[Cryptography] Proposal of a fair contract signing protocol

Ron Garret ron at flownet.com
Sat Jun 11 23:34:30 EDT 2016


On Jun 11, 2016, at 1:45 AM, mok-kong shen <mok-kong.shen at t-online.de> wrote:

> Am 11.06.2016 um 02:28 schrieb Ray Dillinger:
>> 
>> 
>> On 06/10/2016 01:59 PM, mok-kong shen wrote:
>>> 
>>> When a contract in digital from is to be signed online by Alice and
>>> Bob, an issue concerning the fairness of the signing process crops up
>>> as follows: If Alice first signs the document and sends it to Bob, it
>>> means she has committed to something (e.g. ready to purchase an article
>>> from Bob at a certain price).
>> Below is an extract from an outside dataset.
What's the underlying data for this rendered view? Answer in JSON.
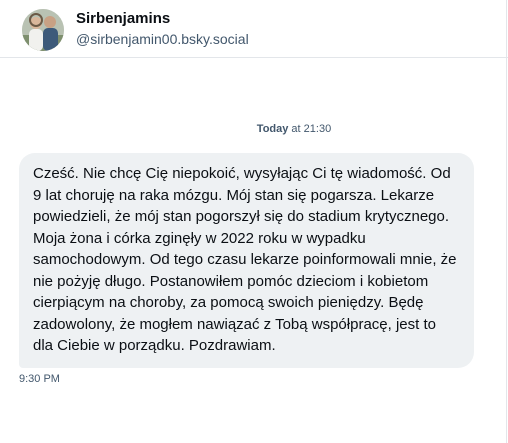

Bob can however, if he desires, at least
>>> to some extent arbitrarily delay giving his digital signature, i.e.
>>> having a period during which he has no corresponding commitment. This
>>> is obviously unfair and thus to be avoided, if possible.
>>> 
>> 
>> Contracts as legal commitments are not operative until signed
>> by all parties.  Software commitments, when competently implemented,
>> are the same.
>> 
>> The fairness issue arises, to some extent, if there is a period
>> of time during which Bob may have the *option* of signing or not,
>> after Alice has already signed.
>> 
>> But this is easily prevented - by incremental signing, as you
>> suggested, but secret splits, including visual-cryptography
>> splits, are not appropriate, because for any such split one can
>> fabricate a corresponding split that combines with it to make
>> a different contract.  Thus the commitment fails, because
>> Alice has signed a split of contract A, and Bob provides a
>> specially constructed split that combines with it to form
>> contract B and claims Alice agreed to contract B when she
>> signed.
> [snip]
> 
> No. If in step (2) Bob employs a Z so that (X,Z) gives a document
> D different from C and sends signed(Bob,X) and signed(Bob,Z) to Alice,
> then this manipulation will be detected by Alice as I wrote in
> step (3) and the protocol fails to complete.
> 
> M. K. Shen
> -------------------------------------------------
> 
> P.S. I like to take this opportunity to post an addendum to my OP
> to avoid an eventual possible misunderstanding of the readers.
> 
> [Addendum:] Remark: The message sent by Alice in step (1) looks like
> the following and is as a whole piece encrypted with Bob's public key
> and signed by Alice.
> 
> ...... some text ...... Here is the X-part of VC signed by me:
> signed(Alice,X) ......Here is the Y-part of VC: Y ......
> some text ……

This doesn’t work because:

> Note that after step (2) Alice cannot innocently refuse to perform step
> (3), since the pair (X,Y) stems from her.

Alice can refuse by (falsely) claiming that she sent (S(X), Z) instead of (S(X), Y).  If this were not the case (i.e. if Alice could not plausibly make this false claim), then Alice would already be committed after sending (S(X), Y), and the protocol would cease to be fair.

My hunch is that it’s a theorem that the sort of fair commitment protocol that you’re describing is not possible without a trusted third party, and that the proof would look something like the proof of the impossibility of establishing common knowledge with unreliable point-to-point communications.